With the death of a pet there is no “closure” rather there is “resolution”. This is how we can help the bereft pet parent to work toward this stage?
Resolution is the final stage of bereavement. It is the time when the client gets to keep the memory of their beloved companion, while being able to let go of the sharp pain and anguish they have been experiencing until now. It is when they learn to live with the pain of the loss. Resolution is the time when the client is able to shift from feeling like a victim to honoring their pet’s precious brief life. Those heartwarming memories allow the bereaver to experience a new depth of love for their special companion.
We now use this term instead of “closure” because, in psychology, “closure” is usually related to finding a solution to a problem. That is not a good choice when applied in reference to the loss of a dear one. The concept of “closing” is utterly intolerable to an anguished pet-owner who has just lost their special companion. When the bereft client feels threatened by anything that might invalidate what they are going through, they are likely to close off and even walk away. Those are reasons why we use the term “resolution” instead of “closure”. We help the pet parents work toward this last stage by supporting them in realizing that they can be celebrants of their special companions’ lives.
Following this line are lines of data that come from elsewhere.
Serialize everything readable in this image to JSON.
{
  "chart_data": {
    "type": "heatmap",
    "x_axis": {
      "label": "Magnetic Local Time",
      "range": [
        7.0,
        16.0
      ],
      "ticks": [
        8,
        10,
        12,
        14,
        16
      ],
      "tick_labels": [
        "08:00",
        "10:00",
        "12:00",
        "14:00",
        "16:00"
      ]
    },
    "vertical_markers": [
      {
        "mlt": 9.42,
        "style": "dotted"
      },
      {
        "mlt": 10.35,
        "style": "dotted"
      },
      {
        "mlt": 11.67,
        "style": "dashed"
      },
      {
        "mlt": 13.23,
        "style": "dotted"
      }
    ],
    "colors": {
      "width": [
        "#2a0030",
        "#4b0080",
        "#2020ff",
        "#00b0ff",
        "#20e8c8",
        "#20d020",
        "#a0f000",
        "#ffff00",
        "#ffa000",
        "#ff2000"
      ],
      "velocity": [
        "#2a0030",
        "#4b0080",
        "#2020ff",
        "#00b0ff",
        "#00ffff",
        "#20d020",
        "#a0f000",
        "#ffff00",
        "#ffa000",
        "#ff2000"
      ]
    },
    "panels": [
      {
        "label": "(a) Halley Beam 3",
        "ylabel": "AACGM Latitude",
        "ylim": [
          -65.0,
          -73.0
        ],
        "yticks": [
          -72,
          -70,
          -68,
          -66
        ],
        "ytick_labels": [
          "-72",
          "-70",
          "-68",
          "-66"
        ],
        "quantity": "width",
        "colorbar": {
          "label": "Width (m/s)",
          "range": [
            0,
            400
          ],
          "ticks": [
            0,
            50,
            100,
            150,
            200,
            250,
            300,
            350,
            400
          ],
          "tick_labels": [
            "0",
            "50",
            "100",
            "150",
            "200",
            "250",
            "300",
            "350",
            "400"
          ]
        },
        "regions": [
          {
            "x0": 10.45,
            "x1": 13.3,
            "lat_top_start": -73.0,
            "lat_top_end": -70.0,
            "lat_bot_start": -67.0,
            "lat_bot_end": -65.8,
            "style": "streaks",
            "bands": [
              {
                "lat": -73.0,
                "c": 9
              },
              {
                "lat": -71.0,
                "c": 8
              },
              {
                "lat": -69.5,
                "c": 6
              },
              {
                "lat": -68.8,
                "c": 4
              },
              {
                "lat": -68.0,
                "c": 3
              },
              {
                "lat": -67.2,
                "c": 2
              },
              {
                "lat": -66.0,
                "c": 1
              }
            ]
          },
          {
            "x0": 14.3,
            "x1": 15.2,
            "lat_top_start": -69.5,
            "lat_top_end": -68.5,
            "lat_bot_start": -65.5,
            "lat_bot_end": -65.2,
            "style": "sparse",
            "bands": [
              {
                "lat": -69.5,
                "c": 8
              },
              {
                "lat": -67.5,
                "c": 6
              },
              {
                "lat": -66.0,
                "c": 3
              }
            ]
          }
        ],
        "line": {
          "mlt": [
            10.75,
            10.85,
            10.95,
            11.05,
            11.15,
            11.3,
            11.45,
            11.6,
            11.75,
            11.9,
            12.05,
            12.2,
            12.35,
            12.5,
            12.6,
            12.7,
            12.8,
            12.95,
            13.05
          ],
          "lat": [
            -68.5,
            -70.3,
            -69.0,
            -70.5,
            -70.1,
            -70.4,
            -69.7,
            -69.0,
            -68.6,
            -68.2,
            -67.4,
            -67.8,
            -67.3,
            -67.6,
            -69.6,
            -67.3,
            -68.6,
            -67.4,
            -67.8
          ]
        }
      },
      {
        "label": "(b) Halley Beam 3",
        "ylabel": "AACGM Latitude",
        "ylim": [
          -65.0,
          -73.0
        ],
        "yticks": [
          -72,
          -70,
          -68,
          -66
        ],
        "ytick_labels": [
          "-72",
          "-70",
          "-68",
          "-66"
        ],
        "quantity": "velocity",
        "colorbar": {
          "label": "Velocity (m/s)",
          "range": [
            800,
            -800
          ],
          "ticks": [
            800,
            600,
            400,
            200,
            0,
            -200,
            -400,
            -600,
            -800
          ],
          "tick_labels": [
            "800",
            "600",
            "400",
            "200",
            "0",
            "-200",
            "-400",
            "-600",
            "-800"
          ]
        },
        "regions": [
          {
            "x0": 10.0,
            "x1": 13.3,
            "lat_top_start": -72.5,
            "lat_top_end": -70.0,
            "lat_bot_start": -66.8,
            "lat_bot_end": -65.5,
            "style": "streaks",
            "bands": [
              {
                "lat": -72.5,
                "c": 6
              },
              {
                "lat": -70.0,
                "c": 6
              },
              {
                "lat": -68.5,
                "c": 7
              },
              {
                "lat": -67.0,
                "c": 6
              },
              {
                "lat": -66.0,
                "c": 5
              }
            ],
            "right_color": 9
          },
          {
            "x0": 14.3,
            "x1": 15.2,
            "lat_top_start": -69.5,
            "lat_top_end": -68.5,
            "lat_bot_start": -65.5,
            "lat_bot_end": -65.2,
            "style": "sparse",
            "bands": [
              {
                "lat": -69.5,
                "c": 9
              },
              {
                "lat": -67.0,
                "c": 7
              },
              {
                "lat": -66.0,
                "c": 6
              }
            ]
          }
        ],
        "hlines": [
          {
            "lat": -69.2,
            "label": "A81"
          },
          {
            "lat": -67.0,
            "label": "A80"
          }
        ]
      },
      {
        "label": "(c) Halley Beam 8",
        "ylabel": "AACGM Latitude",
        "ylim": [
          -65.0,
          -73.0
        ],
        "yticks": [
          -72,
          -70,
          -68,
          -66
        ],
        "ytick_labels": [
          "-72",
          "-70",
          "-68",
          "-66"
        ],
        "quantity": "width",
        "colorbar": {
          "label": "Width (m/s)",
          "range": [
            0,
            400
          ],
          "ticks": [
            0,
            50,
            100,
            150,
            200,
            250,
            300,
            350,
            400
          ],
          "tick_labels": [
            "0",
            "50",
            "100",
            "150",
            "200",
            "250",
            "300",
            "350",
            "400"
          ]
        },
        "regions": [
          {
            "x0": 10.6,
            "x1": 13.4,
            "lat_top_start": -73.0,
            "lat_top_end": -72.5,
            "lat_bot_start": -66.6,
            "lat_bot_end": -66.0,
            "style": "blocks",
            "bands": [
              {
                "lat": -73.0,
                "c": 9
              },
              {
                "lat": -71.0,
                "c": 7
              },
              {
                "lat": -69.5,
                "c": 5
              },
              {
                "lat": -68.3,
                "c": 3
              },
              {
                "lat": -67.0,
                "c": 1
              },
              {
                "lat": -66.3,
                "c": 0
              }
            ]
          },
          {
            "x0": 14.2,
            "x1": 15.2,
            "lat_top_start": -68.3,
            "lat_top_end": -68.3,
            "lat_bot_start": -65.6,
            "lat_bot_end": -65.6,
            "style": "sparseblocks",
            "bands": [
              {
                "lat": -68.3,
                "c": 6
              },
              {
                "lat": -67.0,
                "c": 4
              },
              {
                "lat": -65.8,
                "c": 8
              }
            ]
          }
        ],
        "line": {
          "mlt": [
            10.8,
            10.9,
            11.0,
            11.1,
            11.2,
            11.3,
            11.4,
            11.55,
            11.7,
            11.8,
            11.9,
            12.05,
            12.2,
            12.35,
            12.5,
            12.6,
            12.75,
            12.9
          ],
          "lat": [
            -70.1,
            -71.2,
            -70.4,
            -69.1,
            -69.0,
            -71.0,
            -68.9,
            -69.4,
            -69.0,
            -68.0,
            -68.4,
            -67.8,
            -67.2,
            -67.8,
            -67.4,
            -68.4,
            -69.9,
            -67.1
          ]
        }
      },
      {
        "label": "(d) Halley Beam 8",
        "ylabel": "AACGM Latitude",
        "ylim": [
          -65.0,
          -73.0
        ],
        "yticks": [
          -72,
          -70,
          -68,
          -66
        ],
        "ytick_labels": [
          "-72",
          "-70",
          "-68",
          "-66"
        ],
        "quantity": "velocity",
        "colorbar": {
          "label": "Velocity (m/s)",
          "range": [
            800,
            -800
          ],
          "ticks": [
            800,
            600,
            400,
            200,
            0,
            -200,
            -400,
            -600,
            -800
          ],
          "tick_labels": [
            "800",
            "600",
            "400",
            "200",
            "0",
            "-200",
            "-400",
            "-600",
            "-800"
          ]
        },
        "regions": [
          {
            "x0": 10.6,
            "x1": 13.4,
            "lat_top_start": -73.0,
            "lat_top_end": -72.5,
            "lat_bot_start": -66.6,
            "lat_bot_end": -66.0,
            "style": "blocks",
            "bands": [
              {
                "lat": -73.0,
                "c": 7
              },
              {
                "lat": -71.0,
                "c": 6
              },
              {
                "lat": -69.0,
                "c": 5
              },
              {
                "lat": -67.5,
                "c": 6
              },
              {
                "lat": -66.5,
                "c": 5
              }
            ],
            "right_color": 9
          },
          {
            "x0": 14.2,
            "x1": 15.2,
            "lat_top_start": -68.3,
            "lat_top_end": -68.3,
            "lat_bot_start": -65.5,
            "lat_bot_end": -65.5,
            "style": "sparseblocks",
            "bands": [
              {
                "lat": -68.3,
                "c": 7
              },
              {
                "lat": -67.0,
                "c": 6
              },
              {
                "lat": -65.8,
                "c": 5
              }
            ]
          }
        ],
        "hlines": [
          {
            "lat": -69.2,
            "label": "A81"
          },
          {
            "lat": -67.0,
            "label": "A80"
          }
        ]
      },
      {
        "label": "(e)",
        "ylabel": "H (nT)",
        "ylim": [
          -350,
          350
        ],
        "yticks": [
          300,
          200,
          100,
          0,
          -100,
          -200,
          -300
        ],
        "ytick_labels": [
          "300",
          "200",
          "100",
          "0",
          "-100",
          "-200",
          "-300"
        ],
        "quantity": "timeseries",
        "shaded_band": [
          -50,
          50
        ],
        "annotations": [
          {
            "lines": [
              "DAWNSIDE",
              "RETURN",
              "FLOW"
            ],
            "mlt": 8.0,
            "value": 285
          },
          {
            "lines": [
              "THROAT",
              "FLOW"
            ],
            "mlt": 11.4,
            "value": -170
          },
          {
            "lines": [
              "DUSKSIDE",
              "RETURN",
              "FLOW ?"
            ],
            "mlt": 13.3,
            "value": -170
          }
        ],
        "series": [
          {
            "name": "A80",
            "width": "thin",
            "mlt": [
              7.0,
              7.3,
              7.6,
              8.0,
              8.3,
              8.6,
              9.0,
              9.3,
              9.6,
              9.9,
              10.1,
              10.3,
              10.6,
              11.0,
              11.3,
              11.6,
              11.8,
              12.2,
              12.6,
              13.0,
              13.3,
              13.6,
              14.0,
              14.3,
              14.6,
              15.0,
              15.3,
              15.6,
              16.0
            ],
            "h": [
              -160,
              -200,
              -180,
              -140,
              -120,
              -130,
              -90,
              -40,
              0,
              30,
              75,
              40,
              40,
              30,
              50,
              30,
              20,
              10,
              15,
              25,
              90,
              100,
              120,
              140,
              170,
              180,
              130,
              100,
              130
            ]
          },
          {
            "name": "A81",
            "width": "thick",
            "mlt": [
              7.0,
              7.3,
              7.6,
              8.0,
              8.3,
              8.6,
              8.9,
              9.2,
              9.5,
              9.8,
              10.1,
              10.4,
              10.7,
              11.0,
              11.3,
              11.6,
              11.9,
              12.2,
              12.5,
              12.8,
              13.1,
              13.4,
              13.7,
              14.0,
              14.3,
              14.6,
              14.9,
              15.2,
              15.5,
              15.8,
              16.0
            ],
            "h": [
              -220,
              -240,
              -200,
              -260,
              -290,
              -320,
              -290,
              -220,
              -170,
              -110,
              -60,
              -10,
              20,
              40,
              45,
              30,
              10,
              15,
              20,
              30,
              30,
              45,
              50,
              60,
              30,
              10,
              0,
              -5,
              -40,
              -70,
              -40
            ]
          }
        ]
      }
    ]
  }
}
We help them also by reassuring them that it is normal that they will feel some of that pain in the future - even at seemingly random times. Like waves of the ocean that come and go, it is expected they will tear up again and again as they heal and continue their lives. There will not be a day that they do not miss their beloved companion. The grief counseling with a pet bereavement counselor will support them with healthy coping skills so that they learn to live with that hole in their heart, with the love and the loss finding a way to co-exist.